Posted by: tom s. | February 24, 2007 at 03:09 PM
"I don't think people should have bonuses at all."
Well, I don't think you should have the right to live.
Execute Ian Gibson!
Posted by: mat | February 24, 2007 at 03:37 PM
I think Tom is onto something when he suggests that not all incentives need to be financial (WRT academics), and perhaps Gibson is driving at the thought that people might be obliged to work hard for the benefit of others, regardless of the personal payout they might get in return. There's no committment to a loss of agency there.
No doubt such a view is a little simplistic, but it's also simplistic to assume that only financial incentives matter with respect to what outcomes you achieve.
Posted by: Alex Gregory | February 24, 2007 at 06:10 PM
"This presumption illuminates the distinction between mine and Labour's leftism. Much (not all) Labour policy does regard people as passive objects. Workers need minimum wage and health and safety laws because they're incapable of fighting for decent pay and conditions themselves. They need a nanny state as they can't choose correctly how to live their lives. And workers' control of firms and public sector bodies is not even considered, because workers aren't fit to run organizations.

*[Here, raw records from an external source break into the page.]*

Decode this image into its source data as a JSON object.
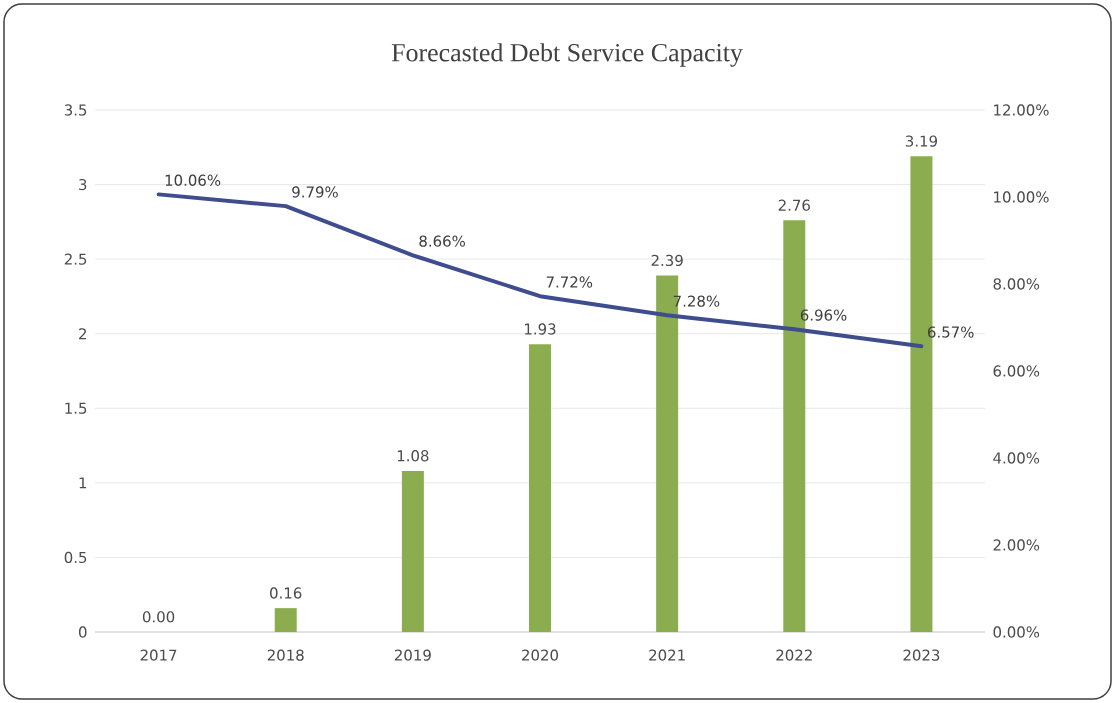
{
  "chart_data": {
    "type": "bar",
    "title": "Forecasted Debt Service Capacity",
    "categories": [
      "2017",
      "2018",
      "2019",
      "2020",
      "2021",
      "2022",
      "2023"
    ],
    "series": [
      {
        "color": "#8bad4f",
        "values": [
          0.0,
          0.16,
          1.08,
          1.93,
          2.39,
          2.76,
          3.19
        ],
        "value_labels": [
          "0.00",
          "0.16",
          "1.08",
          "1.93",
          "2.39",
          "2.76",
          "3.19"
        ]
      },
      {
        "type": "line",
        "axis": "y2",
        "color": "#3f4c8e",
        "values": [
          10.06,
          9.79,
          8.66,
          7.72,
          7.28,
          6.96,
          6.57
        ],
        "value_labels": [
          "10.06%",
          "9.79%",
          "8.66%",
          "7.72%",
          "7.28%",
          "6.96%",
          "6.57%"
        ]
      }
    ],
    "ylim": [
      0,
      3.5
    ],
    "yticks": [
      0,
      0.5,
      1,
      1.5,
      2,
      2.5,
      3,
      3.5
    ],
    "y2lim": [
      0,
      12
    ],
    "y2ticks": [
      {
        "value": 0,
        "label": "0.00%"
      },
      {
        "value": 2,
        "label": "2.00%"
      },
      {
        "value": 4,
        "label": "4.00%"
      },
      {
        "value": 6,
        "label": "6.00%"
      },
      {
        "value": 8,
        "label": "8.00%"
      },
      {
        "value": 10,
        "label": "10.00%"
      },
      {
        "value": 12,
        "label": "12.00%"
      }
    ],
    "grid": "y",
    "legend": false,
    "marker": "none",
    "line_style": "solid"
  }
}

By contrast, my leftism rests on a view that people are capable of running their own lives."
I'm surprised you didn't have more sympathy for "What's Left"'s prevailing sense of loneliness.

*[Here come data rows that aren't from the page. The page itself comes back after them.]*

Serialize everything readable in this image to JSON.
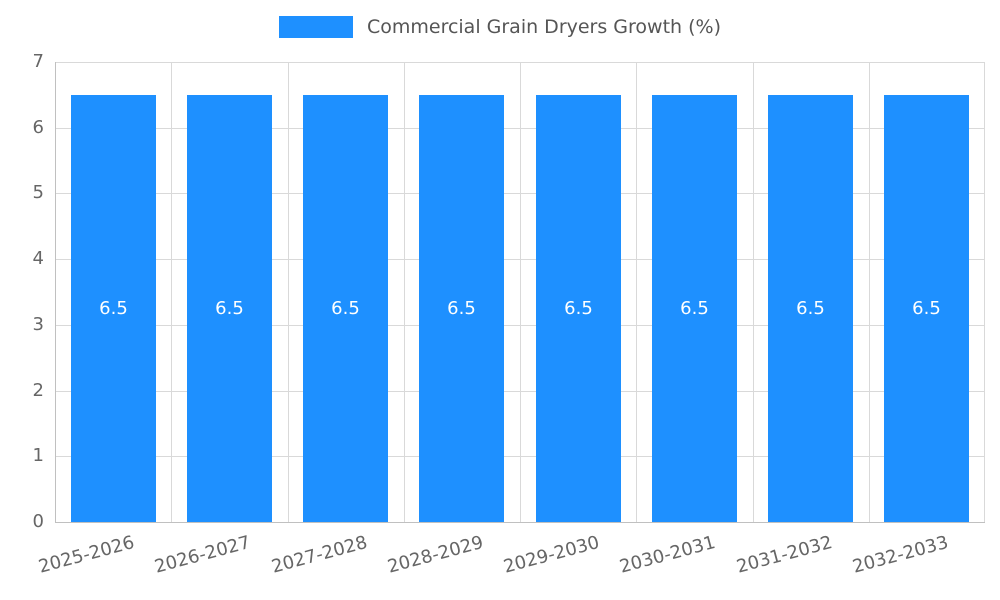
{
  "chart_data": {
    "type": "bar",
    "title": "Commercial Grain Dryers Growth (%)",
    "categories": [
      "2025-2026",
      "2026-2027",
      "2027-2028",
      "2028-2029",
      "2029-2030",
      "2030-2031",
      "2031-2032",
      "2032-2033"
    ],
    "values": [
      6.5,
      6.5,
      6.5,
      6.5,
      6.5,
      6.5,
      6.5,
      6.5
    ],
    "value_labels": [
      "6.5",
      "6.5",
      "6.5",
      "6.5",
      "6.5",
      "6.5",
      "6.5",
      "6.5"
    ],
    "xlabel": "",
    "ylabel": "",
    "ylim": [
      0,
      7
    ],
    "y_ticks": [
      0,
      1,
      2,
      3,
      4,
      5,
      6,
      7
    ],
    "grid": true,
    "legend_position": "top",
    "colors": {
      "bar": "#1E90FF",
      "grid": "#D9D9D9",
      "axis_line": "#C0C0C0",
      "axis_text": "#666666",
      "title_text": "#555555",
      "value_label": "#FFFFFF",
      "background": "#FFFFFF"
    }
  }
}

Posted by: Matthew Sinclair | February 24, 2007 at 10:26 PM
Note that Gibson's working life in the "real world" consisted of 32 years at the University of East Anglia.
Posted by: Fanny | February 25, 2007 at 10:15 AM
bang on Chris.
- I seem to remember Tessa Jowell recently saying something like "what women want most from politicians is security" - anyone got this reference?
- years ago someone said to me that Socialists are your mum, always fussing and worrying about you, and that Conservatives are your dad, encouraging you to get out there and do your best and never mind the knocks. I note that Jackie Ashley's article in the link praises 4 high profile labour women - is there a sex divide here?
Posted by: Dipper | February 26, 2007 at 07:14 PM
Dunno whose parents you are talking about. Not mine that's for sure.
Posted by: Katherine | February 27, 2007 at 10:23 AM
Dipper:
"Conservatives" (both the big-C ones in your country and the small-c ones in mine) do indeed like to use the get out there and do your best and never mind the knocks" rhetoric. They use it to everyone but the big corporations sucking at the taxpayer teat. The dominant sectors in the world economy are those Western industries most reliant on direct subsidies or strong "intellectual property" [sic] laws for their profits: aerospace, agribusiness, biotech, pharma, entertainment and software. When good ol' "Dad" gives them the boot, maybe I'll take his rhetoric seriously.